Os corpos em chamas estavam jogados próximos aos destroços do jipe. Explosão, apesar de toda a sua violência, nada destruiu além das vidas contidas no veículo. Também não haveria muito mais a destruir. A paisagem ao redor era composta apenas por escombros e ruínas incineradas. A guerra acabara, os mocinhos venceram.
Os belos prédios, as antigas praças... Nada mais existia, a não ser pelas lembranças dos sobreviventes. Era o reinado da destruição e do caos. O grande relógio na torre, que jamais atrasava, marcava o tempo exato de quando foi atingido mortalmente. Três e vinte dois...
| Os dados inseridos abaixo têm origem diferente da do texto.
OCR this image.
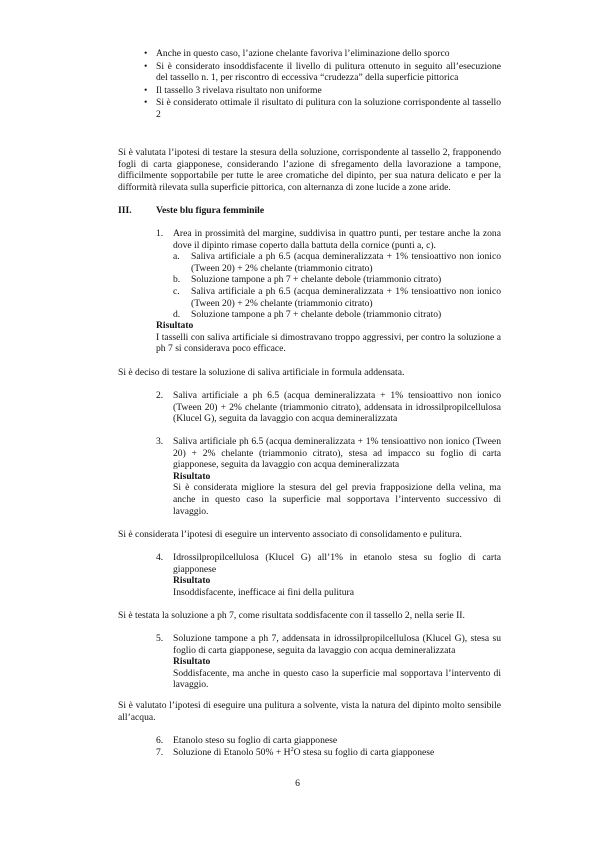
• Anche in questo caso, l’azione chelante favoriva l’eliminazione dello sporco
• Si è considerato insoddisfacente il livello di pulitura ottenuto in seguito all’esecuzione del tassello n. 1, per riscontro di eccessiva “crudezza” della superficie pittorica
• Il tassello 3 rivelava risultato non uniforme
• Si è considerato ottimale il risultato di pulitura con la soluzione corrispondente al tassello 2
Si è valutata l’ipotesi di testare la stesura della soluzione, corrispondente al tassello 2, frapponendo fogli di carta giapponese, considerando l’azione di sfregamento della lavorazione a tampone, difficilmente sopportabile per tutte le aree cromatiche del dipinto, per sua natura delicato e per la difformità rilevata sulla superficie pittorica, con alternanza di zone lucide a zone aride.
III.	Veste blu figura femminile
1. Area in prossimità del margine, suddivisa in quattro punti, per testare anche la zona dove il dipinto rimase coperto dalla battuta della cornice (punti a, c).
a. Saliva artificiale a ph 6.5 (acqua demineralizzata + 1% tensioattivo non ionico (Tween 20) + 2% chelante (triammonio citrato)
b. Soluzione tampone a ph 7 + chelante debole (triammonio citrato)
c. Saliva artificiale a ph 6.5 (acqua demineralizzata + 1% tensioattivo non ionico (Tween 20) + 2% chelante (triammonio citrato)
d. Soluzione tampone a ph 7 + chelante debole (triammonio citrato)
Risultato
I tasselli con saliva artificiale si dimostravano troppo aggressivi, per contro la soluzione a ph 7 si considerava poco efficace.
Si è deciso di testare la soluzione di saliva artificiale in formula addensata.
2. Saliva artificiale a ph 6.5 (acqua demineralizzata + 1% tensioattivo non ionico (Tween 20) + 2% chelante (triammonio citrato), addensata in idrossilpropilcellulosa (Klucel G), seguita da lavaggio con acqua demineralizzata
3. Saliva artificiale ph 6.5 (acqua demineralizzata + 1% tensioattivo non ionico (Tween 20) + 2% chelante (triammonio citrato), stesa ad impacco su foglio di carta giapponese, seguita da lavaggio con acqua demineralizzata
Risultato
Si è considerata migliore la stesura del gel previa frapposizione della velina, ma anche in questo caso la superficie mal sopportava l’intervento successivo di lavaggio.
Si è considerata l’ipotesi di eseguire un intervento associato di consolidamento e pulitura.
4. Idrossilpropilcellulosa (Klucel G) all’1% in etanolo stesa su foglio di carta giapponese
Risultato
Insoddisfacente, inefficace ai fini della pulitura
Si è testata la soluzione a ph 7, come risultata soddisfacente con il tassello 2, nella serie II.
5. Soluzione tampone a ph 7, addensata in idrossilpropilcellulosa (Klucel G), stesa su foglio di carta giapponese, seguita da lavaggio con acqua demineralizzata
Risultato
Soddisfacente, ma anche in questo caso la superficie mal sopportava l’intervento di lavaggio.
Si è valutato l’ipotesi di eseguire una pulitura a solvente, vista la natura del dipinto molto sensibile all’acqua.
6. Etanolo steso su foglio di carta giapponese
7. Soluzione di Etanolo $50\% + H^2O$ stesa su foglio di carta giapponese
6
Na rua havia ônibus de dois andares tombados ou incendiados, os famosos táxis agora eram negros da fuligem que ainda poluía a atmosfera. O bombardeio final fora virulento, revolvendo a terra, virando prédios pelo avesso. Tudo estava envolto por um fog sinistro e sombrio. Com o hálito de Caronte.
As operações estavam terminadas. Apesar disso havia ainda armamentos por todos os lados. Espalhados, esperando o primeiro grito dos homens para voltarem a matar e destruir, a sua doce missão nessa terra.
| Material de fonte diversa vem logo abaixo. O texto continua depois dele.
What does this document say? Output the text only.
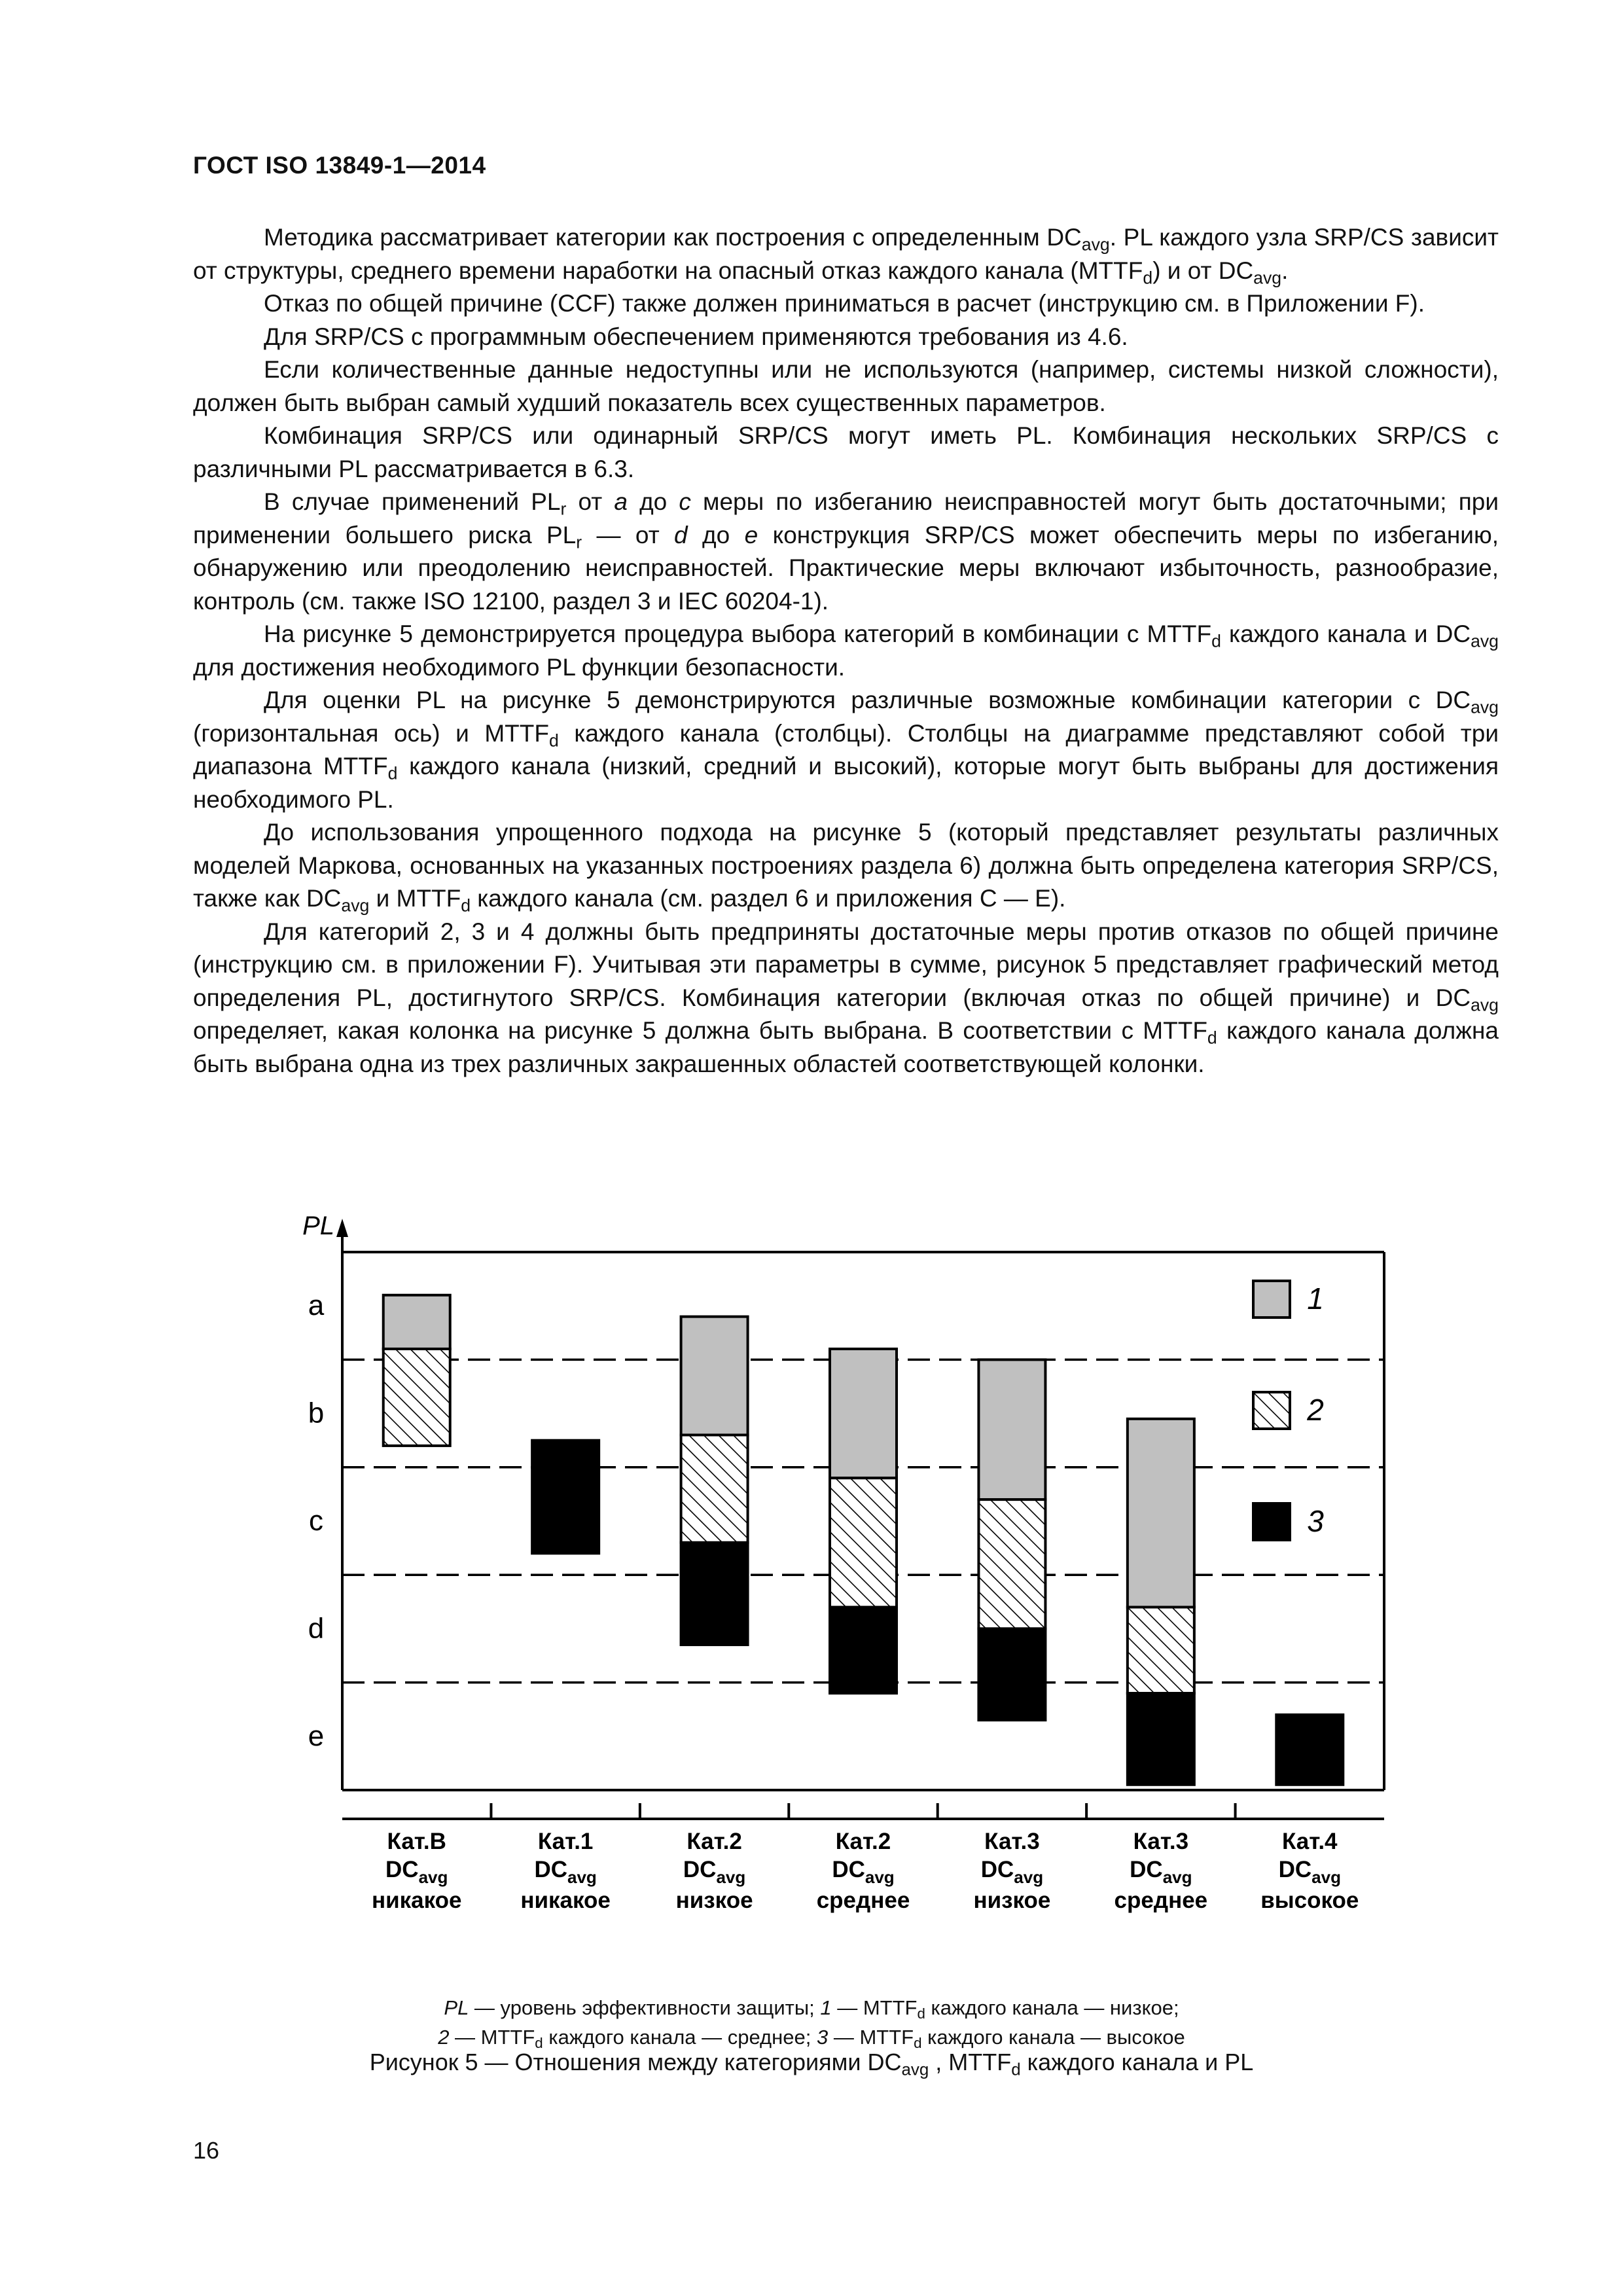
ГОСТ ISO 13849-1—2014

Методика рассматривает категории как построения с определенным $DC_{avg}$. PL каждого узла SRP/CS зависит от структуры, среднего времени наработки на опасный отказ каждого канала $(MTTF_d)$ и от $DC_{avg}$.

Отказ по общей причине (CCF) также должен приниматься в расчет (инструкцию см. в Приложении F).

Для SRP/CS с программным обеспечением применяются требования из 4.6.

Если количественные данные недоступны или не используются (например, системы низкой сложности), должен быть выбран самый худший показатель всех существенных параметров.

Комбинация SRP/CS или одинарный SRP/CS могут иметь PL. Комбинация нескольких SRP/CS с различными PL рассматривается в 6.3.

В случае применений $PL_r$ от a до c меры по избеганию неисправностей могут быть достаточными; при применении большего риска $PL_r$ — от d до e конструкция SRP/CS может обеспечить меры по избеганию, обнаружению или преодолению неисправностей. Практические меры включают избыточность, разнообразие, контроль (см. также ISO 12100, раздел 3 и IEC 60204-1).

На рисунке 5 демонстрируется процедура выбора категорий в комбинации с $MTTF_d$ каждого канала и $DC_{avg}$ для достижения необходимого PL функции безопасности.

Для оценки PL на рисунке 5 демонстрируются различные возможные комбинации категории с $DC_{avg}$ (горизонтальная ось) и $MTTF_d$ каждого канала (столбцы). Столбцы на диаграмме представляют собой три диапазона $MTTF_d$ каждого канала (низкий, средний и высокий), которые могут быть выбраны для достижения необходимого PL.

До использования упрощенного подхода на рисунке 5 (который представляет результаты различных моделей Маркова, основанных на указанных построениях раздела 6) должна быть определена категория SRP/CS, также как $DC_{avg}$ и $MTTF_d$ каждого канала (см. раздел 6 и приложения С — Е).

Для категорий 2, 3 и 4 должны быть предприняты достаточные меры против отказов по общей причине (инструкцию см. в приложении F). Учитывая эти параметры в сумме, рисунок 5 представляет графический метод определения PL, достигнутого SRP/CS. Комбинация категории (включая отказ по общей причине) и $DC_{avg}$ определяет, какая колонка на рисунке 5 должна быть выбрана. В соответствии с $MTTF_d$ каждого канала должна быть выбрана одна из трех различных закрашенных областей соответствующей колонки.

PL
a
b
c
d
e
Кат.B
$DC_{avg}$
никакое
Кат.1
$DC_{avg}$
никакое
Кат.2
$DC_{avg}$
низкое
Кат.2
$DC_{avg}$
среднее
Кат.3
$DC_{avg}$
низкое
Кат.3
$DC_{avg}$
среднее
Кат.4
$DC_{avg}$
высокое
1
2
3
PL — уровень эффективности защиты; 1 — $MTTF_d$ каждого канала — низкое;
2 — $MTTF_d$ каждого канала — среднее; 3 — $MTTF_d$ каждого канала — высокое
Рисунок 5 — Отношения между категориями $DC_{avg}$ , $MTTF_d$ каждого канала и PL
16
Eles ainda ofereceram muita resistência, mantiveram-se distantes da carnificina que se desenvolvia no continente. Mas o poderio do Império não foi suficiente para impedir o êxito da Águia Bicéfala, e como uma sombra negra, encobriu a valente ilha.
A mina escondida no solo, sorrateira, covarde e de uma inocência cruel, esperou apenas que os pneus a comprimissem para emitir seu grito grave. Pobres jovens, mortos em uma guerra acabada, vítimas idiotas de armas irracionais. Imolados como cordeiros de um sacrifício para um deus pagão já saciado.
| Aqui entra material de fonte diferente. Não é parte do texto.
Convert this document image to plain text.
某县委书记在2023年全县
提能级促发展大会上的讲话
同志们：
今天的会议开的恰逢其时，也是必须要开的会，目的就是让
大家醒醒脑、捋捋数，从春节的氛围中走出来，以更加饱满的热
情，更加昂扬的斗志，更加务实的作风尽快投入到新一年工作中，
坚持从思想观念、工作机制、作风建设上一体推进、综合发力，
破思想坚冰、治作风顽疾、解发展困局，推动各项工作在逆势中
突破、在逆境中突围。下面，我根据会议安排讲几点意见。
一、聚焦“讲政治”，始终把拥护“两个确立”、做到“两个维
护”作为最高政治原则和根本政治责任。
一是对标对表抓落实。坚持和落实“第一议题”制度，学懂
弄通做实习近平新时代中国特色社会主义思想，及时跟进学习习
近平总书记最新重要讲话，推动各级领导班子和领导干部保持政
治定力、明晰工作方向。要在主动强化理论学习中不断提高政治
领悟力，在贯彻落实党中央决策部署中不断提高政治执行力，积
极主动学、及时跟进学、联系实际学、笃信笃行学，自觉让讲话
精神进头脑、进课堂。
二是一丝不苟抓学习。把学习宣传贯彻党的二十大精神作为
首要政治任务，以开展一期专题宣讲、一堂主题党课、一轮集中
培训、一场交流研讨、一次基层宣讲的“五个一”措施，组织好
Assim na Europa o Terror chegava ao fim, com a queda do último bastião da resistência. Mas no resto do mundo as hordas convulsionavam-se ainda, como os vermes sobre um suculento pedaço de carne humana fresca. E aquela que seria conhecida como Segunda Guerra Mundial, ou a Derradeira Guerra, varria o planeta numa fúria incontrolável. Da Ásia às Américas, da África à Oceania. O planeta conhecia a força do Poder Ariano. Sob as lagartas dos blindados da divisão Panzer ou nas bombas da Luftwaffe, tudo era arrasado pela Blitzkrieg.
Mas no antigo continente a paz reinava. Apesar dos odores de pólvora e sangue fresco. E aqueles pobres soldados agora mortos pela covarde bomba enterrada, não veriam o seu Führer caminhar triunfante sobre as cinzas de Londres. A Inglaterra era anexada ao grandioso império alemão. O pavilhão com a suástica seria hasteado em todos os lugares. Tudo produzido por aquela cultura decadente seria absorvido pelo Novo Império. O apetite e a sede da Águia Bicéfala seriam saciados.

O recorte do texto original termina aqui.